Let $F(n,j)$ be the number of ways to color $n$ identical balls with $j$ colors. Given the identity $$F (n, j) = \sum_{i=0}^{j-1} \binom ji F (n - j + i, j - i)$$ prove via induction that $F(n,j) = \binom{n+j-1}{j-1}$.
This was my attempt:
We proceed via strong induction. As a base case we have $n=j=1$ so that $F(n,j)=1=\binom{1+1-1}{1-1}$, so the identity holds. Inductive step for $n$: Suppose the identity holds for all $(n,j)$ pairs $(k,j)$ where $k \leq n$. We want to show that this means that the identity also holds for all pairs $(\leq n+1,j)$. We have $$F (n+1, j) = \sum_{i=0}^{j-1} \binom ji F ((n+1) - j + i, j - i)$$ and as $(n+1) - j + i \leq n$, we can use our identity then apply the inductive hypothesis to acquire
\begin{align*} F (n+1, j) &= \sum_{i=0}^{j-1} \binom ji F ((n+1) - j + i, j - i) \\ &= \sum_{i=0}^{j-1} \binom ji \binom{((n+1) - j + i) + (j-i) - 1}{(j-i)-1}\\ &= \sum_{i=0}^{j-1} \binom ji \binom{n }{j-i-1} \end{align*}
but this doesn't look very useful. Am I making a mistake somwehere?

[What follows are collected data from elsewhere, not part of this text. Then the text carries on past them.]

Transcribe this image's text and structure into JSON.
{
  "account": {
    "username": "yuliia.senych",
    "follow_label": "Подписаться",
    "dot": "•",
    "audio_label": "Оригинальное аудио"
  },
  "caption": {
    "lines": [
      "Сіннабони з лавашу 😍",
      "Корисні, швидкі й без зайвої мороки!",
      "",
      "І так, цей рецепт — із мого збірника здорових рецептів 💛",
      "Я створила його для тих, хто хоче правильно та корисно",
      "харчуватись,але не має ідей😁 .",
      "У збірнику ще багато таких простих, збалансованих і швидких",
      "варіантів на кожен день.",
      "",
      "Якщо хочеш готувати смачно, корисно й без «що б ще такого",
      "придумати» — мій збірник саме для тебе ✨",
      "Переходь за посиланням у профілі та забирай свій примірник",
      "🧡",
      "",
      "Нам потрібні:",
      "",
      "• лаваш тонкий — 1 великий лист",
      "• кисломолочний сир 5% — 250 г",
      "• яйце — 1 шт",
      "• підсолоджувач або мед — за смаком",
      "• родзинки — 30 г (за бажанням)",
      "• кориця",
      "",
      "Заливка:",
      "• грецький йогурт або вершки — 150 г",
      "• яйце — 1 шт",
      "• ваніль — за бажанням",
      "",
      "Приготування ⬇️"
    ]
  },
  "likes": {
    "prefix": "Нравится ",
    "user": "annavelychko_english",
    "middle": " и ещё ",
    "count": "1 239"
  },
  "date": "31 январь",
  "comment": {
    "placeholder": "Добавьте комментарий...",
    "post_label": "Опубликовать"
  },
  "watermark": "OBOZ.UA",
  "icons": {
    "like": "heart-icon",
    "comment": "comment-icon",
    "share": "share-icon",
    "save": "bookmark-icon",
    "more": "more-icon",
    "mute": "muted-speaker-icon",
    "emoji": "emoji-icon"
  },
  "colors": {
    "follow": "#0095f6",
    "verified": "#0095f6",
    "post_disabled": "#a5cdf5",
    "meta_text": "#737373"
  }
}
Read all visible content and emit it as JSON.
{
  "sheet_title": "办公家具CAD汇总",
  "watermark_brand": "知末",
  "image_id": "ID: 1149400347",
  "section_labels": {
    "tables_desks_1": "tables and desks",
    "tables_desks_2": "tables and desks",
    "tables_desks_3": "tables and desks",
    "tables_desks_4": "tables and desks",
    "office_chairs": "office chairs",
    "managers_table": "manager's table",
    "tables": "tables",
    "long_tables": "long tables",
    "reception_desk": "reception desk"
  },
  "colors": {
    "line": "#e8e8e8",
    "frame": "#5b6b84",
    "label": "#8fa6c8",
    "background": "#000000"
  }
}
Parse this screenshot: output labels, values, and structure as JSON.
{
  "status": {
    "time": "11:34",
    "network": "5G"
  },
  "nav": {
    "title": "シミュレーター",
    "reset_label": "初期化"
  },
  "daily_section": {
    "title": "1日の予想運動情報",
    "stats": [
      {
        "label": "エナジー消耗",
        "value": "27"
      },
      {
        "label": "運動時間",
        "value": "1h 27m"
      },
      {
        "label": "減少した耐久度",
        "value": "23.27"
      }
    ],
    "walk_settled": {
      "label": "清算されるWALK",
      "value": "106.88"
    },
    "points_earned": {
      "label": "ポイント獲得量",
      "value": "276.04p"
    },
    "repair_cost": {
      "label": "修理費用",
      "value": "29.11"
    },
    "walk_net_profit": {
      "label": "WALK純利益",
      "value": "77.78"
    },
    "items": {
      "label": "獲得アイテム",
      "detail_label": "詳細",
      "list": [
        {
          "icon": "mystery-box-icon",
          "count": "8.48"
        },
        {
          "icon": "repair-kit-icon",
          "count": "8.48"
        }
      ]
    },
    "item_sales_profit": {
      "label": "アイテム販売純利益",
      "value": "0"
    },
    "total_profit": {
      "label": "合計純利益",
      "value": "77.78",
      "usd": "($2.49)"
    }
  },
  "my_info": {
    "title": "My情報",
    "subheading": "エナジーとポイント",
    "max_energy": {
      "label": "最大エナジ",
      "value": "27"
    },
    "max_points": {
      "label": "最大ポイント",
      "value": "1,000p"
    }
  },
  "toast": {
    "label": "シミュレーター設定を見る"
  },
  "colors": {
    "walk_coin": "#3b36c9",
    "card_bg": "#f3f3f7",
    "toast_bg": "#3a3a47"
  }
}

Do you know Vandermonde's identity?
$${m+n \choose k} = \sum_{r=0}^k {m \choose r}{n \choose k-r}$$
For the combinatorial proof, consider:
How many way can we pick $k$ objects out of $m+n$, conditional on having $r$ objects out of the first $m$?
Using that, your last step is equal to ${ n + j \choose j-1 } $, which is the form that you require.